O comentário cáustico é uma injustiça com a maior parte dos brasileiros, que nem sequer tem renda para
pagar Imposto de Renda. Mas é bem
um retrato de substancial fatia da elite tupiniquim, que faz da sonegação
de impostos uma espécie de esporte
nacional, talvez mais popular do que
o próprio futebol.
O revelador é que Luxemburgo resolveu admitir a sonegação depois de
ter sido acusado de beneficiar-se financeiramente com transações de
compra e venda de jogadores, pecado
que nega. Na cabeça dele, sonegação
parece ser um delito menor.
Ou, posto de outra forma, lesar os
cofres públicos, por meio da sonegação, é menos grave do que violar um
código de conduta não escrito que determina que treinadores não devem
ganhar dinheiro em cima da compra
ou venda de jogadores por eles recomendadas.
Note-se que, nesse caso, não há exatamente prejuízo financeiro para as
partes envolvidas. Um jogador não
valerá mais ou menos se o técnico receber comissão na sua transação.
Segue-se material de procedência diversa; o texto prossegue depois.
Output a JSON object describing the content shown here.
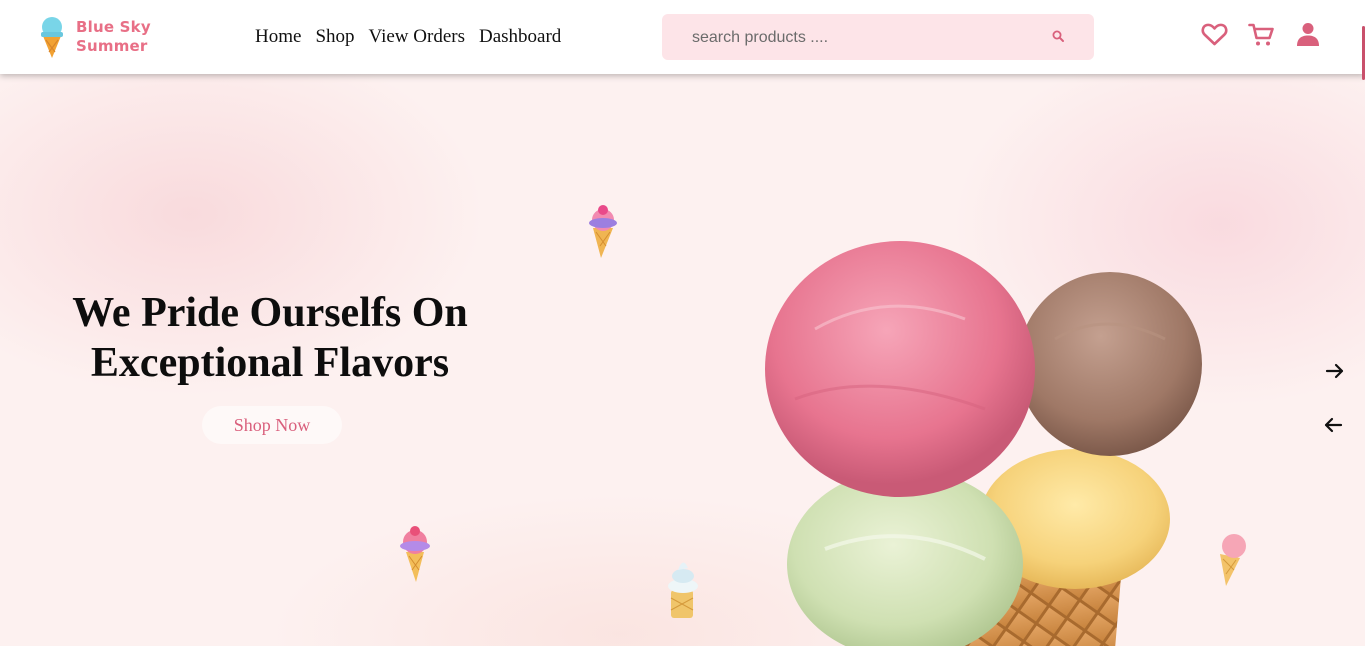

Logo, o clube não gastará mais.
Já na sonegação, há evidentes prejuízos para o conjunto da sociedade.
Mas, aos olhos de Luxemburgo, prejudicar o erário vale; o que não vale é
violar o código implícito da sua profissão.
É um curioso sentido da ética, que,
aliás, permeia boa parte da sociedade, em especial o mundo político.
Trair os seus é pecado grave, tão
inadmissível que é preferível confessar um crime a admitir o pecado.
Mas prejudicar a sociedade em geral
parece tolerável, certamente porque
pouca gente reclama. A política funciona mais ou menos assim no Brasil.